Published 8:00 am Friday, November 24, 2017

CASSOPOLIS — Even in today’s increasingly globalized world, with governments that spend trillions serving constituents living thousands of miles away, the strongest bonds between people are still found the same place they have been since the beginning of civilization: the family.

Just like how one cannot build a home without placing the structure atop a stable foundation, a society cannot function without strong families making up its base, said Michigan Sen. John Proos inside the Cass County Circuit courtroom in Cassopolis Tuesday.

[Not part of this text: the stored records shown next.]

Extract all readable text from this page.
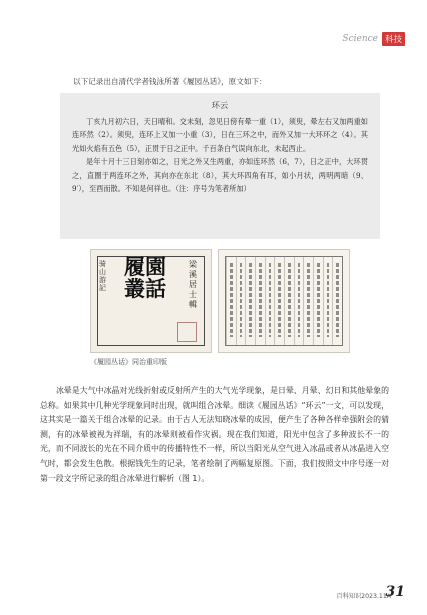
Science 科技
以下记录出自清代学者钱泳所著《履园丛话》，原文如下：
环云

丁亥九月初六日，天日晴和。交未刻，忽见日傍有晕一重（1），须臾，晕左右又加两重如连环然（2）。须臾，连环上又加一小重（3），日在三环之中，而外又加一大环环之（4）。其光如火焰有五色（5），正贯于日之正中。千百条白气误向东北，未起西止。

是年十月十三日刻亦如之，日光之外又生两重，亦如连环然（6，7），日之正中，大环贯之，直圈于两连环之外，其向亦在东北（8），其大环四角有耳，如小月状，两明两暗（9、9′），至酉而散。不知是何祥也。（注：序号为笔者所加）

骑山游記
履園叢話
梁溪居士輯
《履园丛话》同治重印版

冰晕是大气中冰晶对光线折射或反射所产生的大气光学现象，是日晕、月晕、幻日和其他晕象的总称。如果其中几种光学现象同时出现，就叫组合冰晕。细读《履园丛话》“环云”一文，可以发现，这其实是一篇关于组合冰晕的记录。由于古人无法知晓冰晕的成因，便产生了各种各样牵强附会的猜测，有的冰晕被视为祥瑞，有的冰晕则被看作灾祸。现在我们知道，阳光中包含了多种波长不一的光，而不同波长的光在不同介质中的传播特性不一样，所以当阳光从空气进入冰晶或者从冰晶进入空气时，都会发生色散。根据钱先生的记录，笔者绘制了两幅复原图。下面，我们按照文中序号逐一对第一段文字所记录的组合冰晕进行解析（图 1）。

百科知识2023.11A
31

“It begins with families, making up those foundation blocks,” Proos said. “They build a strong neighborhood, a stronger community, a stronger state and county, a nation and finally our world as a whole. What makes our nation great, and will keep our nation strong in the future, is the family that you begin with today.”

Several local families grew that much stronger that afternoon, during the 15th annual Cass County Adoption ceremony. Three local children were officially adopted into their foster families during the event, while another three were adopted by their step-fathers.

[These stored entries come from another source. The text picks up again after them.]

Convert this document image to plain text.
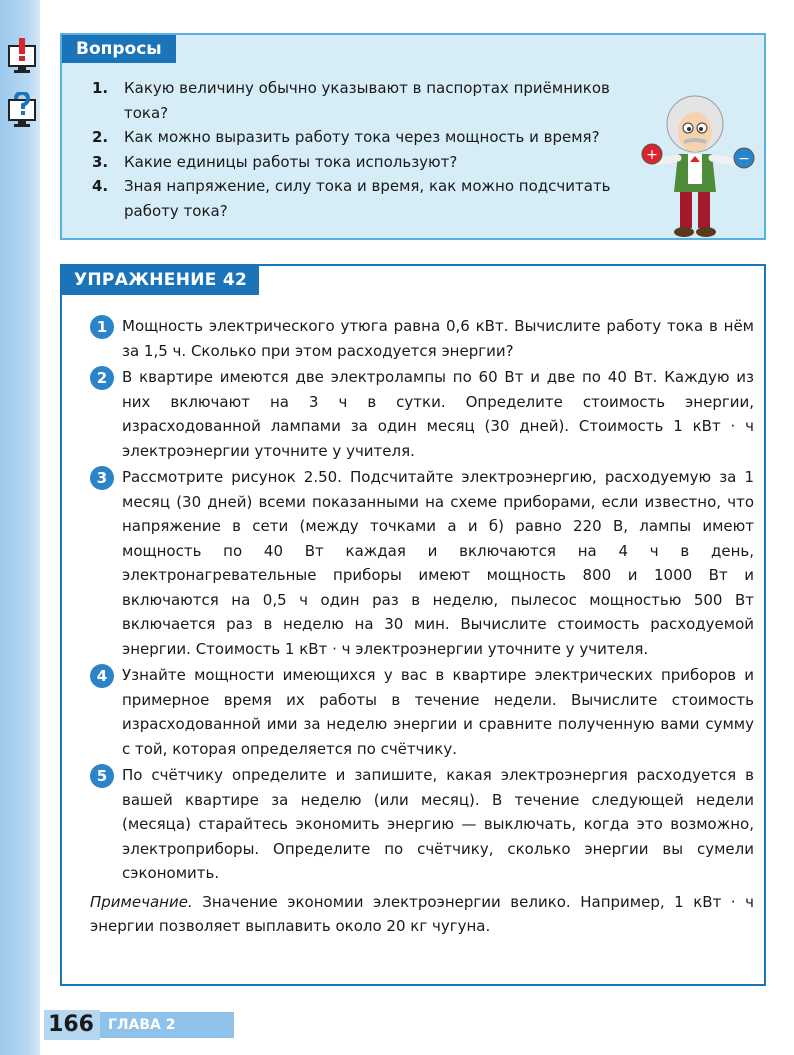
Вопросы
1. Какую величину обычно указывают в паспортах приёмников тока?
2. Как можно выразить работу тока через мощность и время?
3. Какие единицы работы тока используют?
4. Зная напряжение, силу тока и время, как можно подсчитать работу тока?
+	−
УПРАЖНЕНИЕ 42
1 Мощность электрического утюга равна 0,6 кВт. Вычислите работу тока в нём за 1,5 ч. Сколько при этом расходуется энергии?
2 В квартире имеются две электролампы по 60 Вт и две по 40 Вт. Каждую из них включают на 3 ч в сутки. Определите стоимость энергии, израсходованной лампами за один месяц (30 дней). Стоимость 1 кВт · ч электроэнергии уточните у учителя.
3 Рассмотрите рисунок 2.50. Подсчитайте электроэнергию, расходуемую за 1 месяц (30 дней) всеми показанными на схеме приборами, если известно, что напряжение в сети (между точками а и б) равно 220 В, лампы имеют мощность по 40 Вт каждая и включаются на 4 ч в день, электронагревательные приборы имеют мощность 800 и 1000 Вт и включаются на 0,5 ч один раз в неделю, пылесос мощностью 500 Вт включается раз в неделю на 30 мин. Вычислите стоимость расходуемой энергии. Стоимость 1 кВт · ч электроэнергии уточните у учителя.
4 Узнайте мощности имеющихся у вас в квартире электрических приборов и примерное время их работы в течение недели. Вычислите стоимость израсходованной ими за неделю энергии и сравните полученную вами сумму с той, которая определяется по счётчику.
5 По счётчику определите и запишите, какая электроэнергия расходуется в вашей квартире за неделю (или месяц). В течение следующей недели (месяца) старайтесь экономить энергию — выключать, когда это возможно, электроприборы. Определите по счётчику, сколько энергии вы сумели сэкономить.
Примечание. Значение экономии электроэнергии велико. Например, 1 кВт · ч энергии позволяет выплавить около 20 кг чугуна.
166	ГЛАВА 2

Presiding over the adoptions was Cass County Probate and Chief Judge Susan Dobrich, who was responsible for bringing Adoption Day — an occasion celebrated around the Thanksgiving holiday across Michigan — to Cass County. Also in attendance were several local and state dignitaries, including Michael Talbot, chief judge of the Michigan Court of Appeals.

According to Dobrich, since Cass County began celebrating Adoption Day, more than 633 adoptions have been finalized at the Cassopolis courthouse.

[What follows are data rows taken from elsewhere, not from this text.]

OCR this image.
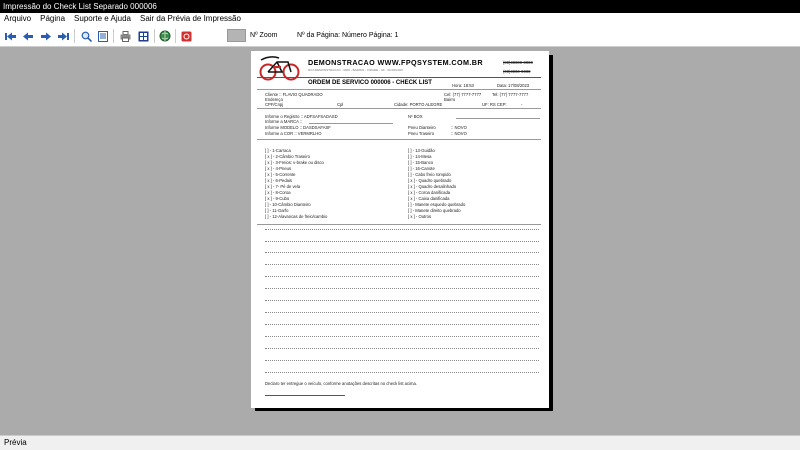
Impressão do Check List Separado 000006
Arquivo Página Suporte e Ajuda Sair da Prévia de Impressão
Nº Zoom	Nº da Página: Número Página: 1
DEMONSTRACAO WWW.FPQSYSTEM.COM.BR
RUA DEMONSTRACAO - 0000 - BAIRRO - CIDADE - UF - 00.000-000
(00)00000-0000
(00)0000-0000
ORDEM DE SERVICO 000006 - CHECK LIST	Hora: 18:53	Data: 17/08/2023
Cliente :: FLAVIO QUADRADO	Cel: (77) 7777-7777	Tel: (77) 7777-7777
Endereço	Bairro
CPF/Cnpj	Cpl	Cidade: PORTO ALEGRE	UF: RS CEP:	-
Informe o Registro :: ADFSAFSADASD	Nº BOX
Informe a MARCA ::
Informe MODELO :: DASDSAFASF	Pneu Dianteiro	:: NOVO
Informe a COR :: VERMRLHO	Pneu Traseiro	:: NOVO
[ ] - 1-Carraca
[ x ] - 2-Câmbio Traseiro
[ x ] - 3-Freios: v-brake ou disco
[ x ] - 4-Pneus
[ x ] - 5-Corrente
[ x ] - 6-Pedais
[ x ] - 7- Pé de vela
[ x ] - 8-Coroa
[ x ] - 9-Cubo
[ ] - 10-Câmbio Dianteiro
[ ] - 11-Garfo
[ ] - 12-Alavancas de freio/cambio
[ ] - 13-Guidão
[ ] - 14-Mesa
[ ] - 15-Banco
[ ] - 16-Canote
[ ] - Cabo freio rompido
[ x ] - Quadro quebrado
[ x ] - Quadro desalinhado
[ x ] - Coroa danificada
[ x ] - Caixa danificada
[ ] - Manete esquedo quebrado
[ ] - Manete direito quebrado
[ x ] - Outros
Declaro ter entregue o veículo, conforme anotações descritas no check list acima.
Prévia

Among the families responsible for growing that figure was that of Craig and Maiya Fitch, of Covert, who adopted their 11-year-old foster daughter, Bree, that afternoon. Joined by their other children — as well as Bree’s biological sister, who has been taken in by another local foster family — the parents’ eyes beamed with joy as Dobrich made the adoption final, with Maiya bringing Bree in for a tight hug as the courtroom rang with applause.

Maiya said that she and her husband made the decision to adopt last summer, wanting to add another child to the family. The couple has three biological boys, and also adopted a youth, Mezi, from Ethopia in 2011.

“It was something that wouldn’t leave me alone in my heart,” Maiya said. “I felt like we had room for one more in our family.”

An adoption agency placed Bree with their family at the beginning of April, and she has lived with them ever since. Maiya said that Bree felt like one of she and Craig’s children right away.

“She is so much like us,” Maiya said. “She was like the perfect piece to complete our puzzle.”

Bree — who celebrated her adoption by gleefully joking and playing with her sister in the waiting area outside the courtroom, with a little smear of chocolate cake along the side of her mouth — summed up her feelings about the experience quite succinctly.

“I feel happy,” she said.

Dowagiac’s Stacey and Tamara Wilder also had a lot to celebrate Tuesday, as Dobrich finalized their adoption of 4-year-old Falynn that afternoon.

While their foster daughter seemed more interested in grinning ear-to-ear for the photographer inside the courtroom during the ceremony, for Tamara, listening to the judge declare the addition of Falynn to their household made her eyes well up with tears.

Like with the Fitch family, the Wilders had all four of their biological children present in the courtroom that afternoon, including their two sons, who came up from their college in Florida to celebrate.

Stacey and Tamara took in Falynn, their great niece, more than two years ago, after her parents were no longer able to provide a home for her, Tamara said. In spite of the fact that it had been nearly two decades since they last had a toddler inside their household, the mother said she knew from day one that, in the event that Falynn’s biological parents could not take her in again, that she and Stacey would step up and adopt her.

“A permanent, stable household is something we have wanted to give her ever since we took her in,” Tamara said. “She is too little to worry about things like that.”

In spite of the long process it has taken to make the adoption official, Tamara said that she knows that they made the right call to make her part of the family, just by talking with Falynn.

“We are not her ‘forever family.’ She calls us her ‘everfamily,’” Tamara said.